I see very well what you mean here. Indeed, unparser does not have any support of boxing, or managing with etc., so it is rather a crude pretty-printer. Yet, it indents. That's were I usually cut the line. The intended reader is clearly a human, if it were solely for the sake of the machine, it could be much more terse.

  • Its important to realize that unparser "only" has the guarantee: It produces source that if parsed via parser produces the SAME ast if parsed again.

Yup, I'm also well aware of this. And I do understand that shaking the AST does not guarantee in anyway that it is still valid.

But we pay attention to that. Besides, our transformations are mostly related to sanity-checks, there's nothing really deep, AFAIK.

the foo body of the while is a send.
[...]
The foo of the while body is an lvar read!

Yup, already found about that, thanks :)

Cheers!

mbj commented

So yes, (return (if ...)) can only be returned from parser on a return with a ternary expression. Unparser has to learn about this and emit the if as ternary.

bundle exec unparser -e 'return(true ? 1 : 2)' --verbose
mutant-dev@mbj ~/devel/unparser (fix/return-parens) $ bundle exec unparser -e 'return(true ? 1 : 2)' --verbose
(string)
Original-Source:
return(true ? 1 : 2)
Generated-Source:
return (if true
  1
else
  2
end)
Original-Node:
(return
  (begin
    (if
      (true)
      (int 1)
      (int 2))))
Generated-Node:
(return
  (begin
    (if
      (true)
      (int 1)
      (int 2))))
Success: (string)

This is a different AST, hence unparer cannot emit parens to unparse return true ? 1 : 2.

mbj commented

Also affected:

  • next
  • break
mbj commented

Also note this one:

bundle exec unparser -e 'return 1, true ? 1 : 2' --verbose
(string)
Original-Source:
return 1, true ? 1 : 2
Generated-Source:
return 1, if true
  1
else
  2
end
Original-Node:
(return
  (int 1)
  (if
    (true)
    (int 1)
    (int 2)))
Generated-Node:
(return
  (int 1)
  (if
    (true)
    (int 1)
    (int 2)))
Success: (string)

So "only" if its a single argument it needs to be ternary. Love you Ruby.

mbj commented

@akimd I fixed this one. And released at 0.5.4. Please consider my GH sponsor button.

akimd commented

You have been fast, thanks a lot @mbj!

We will try it today, and report our mileage.

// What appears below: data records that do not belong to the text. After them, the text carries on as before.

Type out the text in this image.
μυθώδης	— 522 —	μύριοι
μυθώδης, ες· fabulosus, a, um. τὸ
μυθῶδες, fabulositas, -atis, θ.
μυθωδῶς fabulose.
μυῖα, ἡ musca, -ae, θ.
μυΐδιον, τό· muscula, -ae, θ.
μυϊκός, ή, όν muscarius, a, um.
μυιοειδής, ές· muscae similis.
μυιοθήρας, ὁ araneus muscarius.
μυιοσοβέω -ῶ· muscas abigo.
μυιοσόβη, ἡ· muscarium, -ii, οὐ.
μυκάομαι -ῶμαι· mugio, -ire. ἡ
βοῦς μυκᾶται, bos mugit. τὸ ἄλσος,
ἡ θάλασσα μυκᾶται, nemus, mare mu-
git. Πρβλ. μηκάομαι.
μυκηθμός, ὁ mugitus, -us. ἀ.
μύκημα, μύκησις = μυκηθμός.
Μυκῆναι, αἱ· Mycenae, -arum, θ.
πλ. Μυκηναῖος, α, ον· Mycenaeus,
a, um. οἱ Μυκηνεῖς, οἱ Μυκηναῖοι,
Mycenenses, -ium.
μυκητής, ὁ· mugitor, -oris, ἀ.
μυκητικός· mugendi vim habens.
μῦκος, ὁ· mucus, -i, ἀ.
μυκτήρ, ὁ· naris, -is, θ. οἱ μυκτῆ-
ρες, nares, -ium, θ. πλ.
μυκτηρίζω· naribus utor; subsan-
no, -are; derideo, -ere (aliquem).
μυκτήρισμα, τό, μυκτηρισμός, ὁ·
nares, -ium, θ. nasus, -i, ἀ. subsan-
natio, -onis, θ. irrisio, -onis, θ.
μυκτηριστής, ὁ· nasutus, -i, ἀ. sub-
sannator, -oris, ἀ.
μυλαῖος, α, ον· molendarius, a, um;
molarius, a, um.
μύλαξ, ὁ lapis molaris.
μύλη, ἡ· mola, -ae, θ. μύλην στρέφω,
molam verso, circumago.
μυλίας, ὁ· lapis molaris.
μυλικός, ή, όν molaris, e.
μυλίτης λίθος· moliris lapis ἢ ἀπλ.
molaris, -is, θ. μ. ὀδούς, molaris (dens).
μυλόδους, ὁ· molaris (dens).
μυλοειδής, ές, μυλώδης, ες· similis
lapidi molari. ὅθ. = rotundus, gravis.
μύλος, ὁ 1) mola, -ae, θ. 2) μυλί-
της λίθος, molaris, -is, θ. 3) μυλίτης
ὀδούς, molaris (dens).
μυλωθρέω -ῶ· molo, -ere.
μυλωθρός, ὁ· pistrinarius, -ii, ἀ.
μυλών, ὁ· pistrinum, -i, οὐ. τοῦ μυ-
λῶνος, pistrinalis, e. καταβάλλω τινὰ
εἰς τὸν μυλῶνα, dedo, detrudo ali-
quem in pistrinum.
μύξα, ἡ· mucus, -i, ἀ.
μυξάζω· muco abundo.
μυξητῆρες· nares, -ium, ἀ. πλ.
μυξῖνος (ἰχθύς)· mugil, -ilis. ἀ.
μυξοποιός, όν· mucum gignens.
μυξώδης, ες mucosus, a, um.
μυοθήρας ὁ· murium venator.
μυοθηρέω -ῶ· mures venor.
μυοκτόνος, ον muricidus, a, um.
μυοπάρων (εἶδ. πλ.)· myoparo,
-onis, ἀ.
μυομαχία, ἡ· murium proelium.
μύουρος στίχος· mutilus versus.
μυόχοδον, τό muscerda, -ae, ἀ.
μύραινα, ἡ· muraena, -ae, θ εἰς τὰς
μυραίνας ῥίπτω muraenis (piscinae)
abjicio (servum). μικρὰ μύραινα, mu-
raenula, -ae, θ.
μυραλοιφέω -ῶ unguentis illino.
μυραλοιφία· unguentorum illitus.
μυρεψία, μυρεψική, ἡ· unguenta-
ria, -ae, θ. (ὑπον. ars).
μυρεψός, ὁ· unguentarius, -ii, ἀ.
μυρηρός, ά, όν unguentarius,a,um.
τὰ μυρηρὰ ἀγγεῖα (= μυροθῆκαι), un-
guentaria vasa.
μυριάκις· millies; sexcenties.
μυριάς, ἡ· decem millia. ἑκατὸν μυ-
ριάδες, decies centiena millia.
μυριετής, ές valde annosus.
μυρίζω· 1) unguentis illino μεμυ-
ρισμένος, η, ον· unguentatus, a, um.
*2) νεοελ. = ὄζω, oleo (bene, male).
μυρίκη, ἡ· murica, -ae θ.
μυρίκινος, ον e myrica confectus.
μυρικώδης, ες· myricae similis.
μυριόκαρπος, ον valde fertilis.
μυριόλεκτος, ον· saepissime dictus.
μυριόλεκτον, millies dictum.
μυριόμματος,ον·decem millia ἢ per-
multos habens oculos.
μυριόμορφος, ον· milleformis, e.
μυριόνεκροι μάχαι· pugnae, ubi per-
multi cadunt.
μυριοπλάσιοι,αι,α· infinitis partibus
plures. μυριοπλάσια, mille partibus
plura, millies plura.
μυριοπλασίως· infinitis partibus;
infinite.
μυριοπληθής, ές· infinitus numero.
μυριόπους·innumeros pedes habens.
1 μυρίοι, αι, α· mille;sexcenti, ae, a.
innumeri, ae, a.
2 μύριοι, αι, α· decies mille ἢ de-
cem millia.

Many thanks for your time.

mbj commented

You have been fast, thanks a lot @mbj!

Only possible due the huge amount of time invested on refactorings before. Making a better test suite, CI setup, internal code structure etc.

mbj commented

We will try it today, and report our mileage.

Ping. I want to get mentally pas this one ;)

akimd commented

I have just been confirmed that with the bug fix, our problem was solved. Thanks!

mbj commented

Thanks, I love closing open mental loops. Cheers.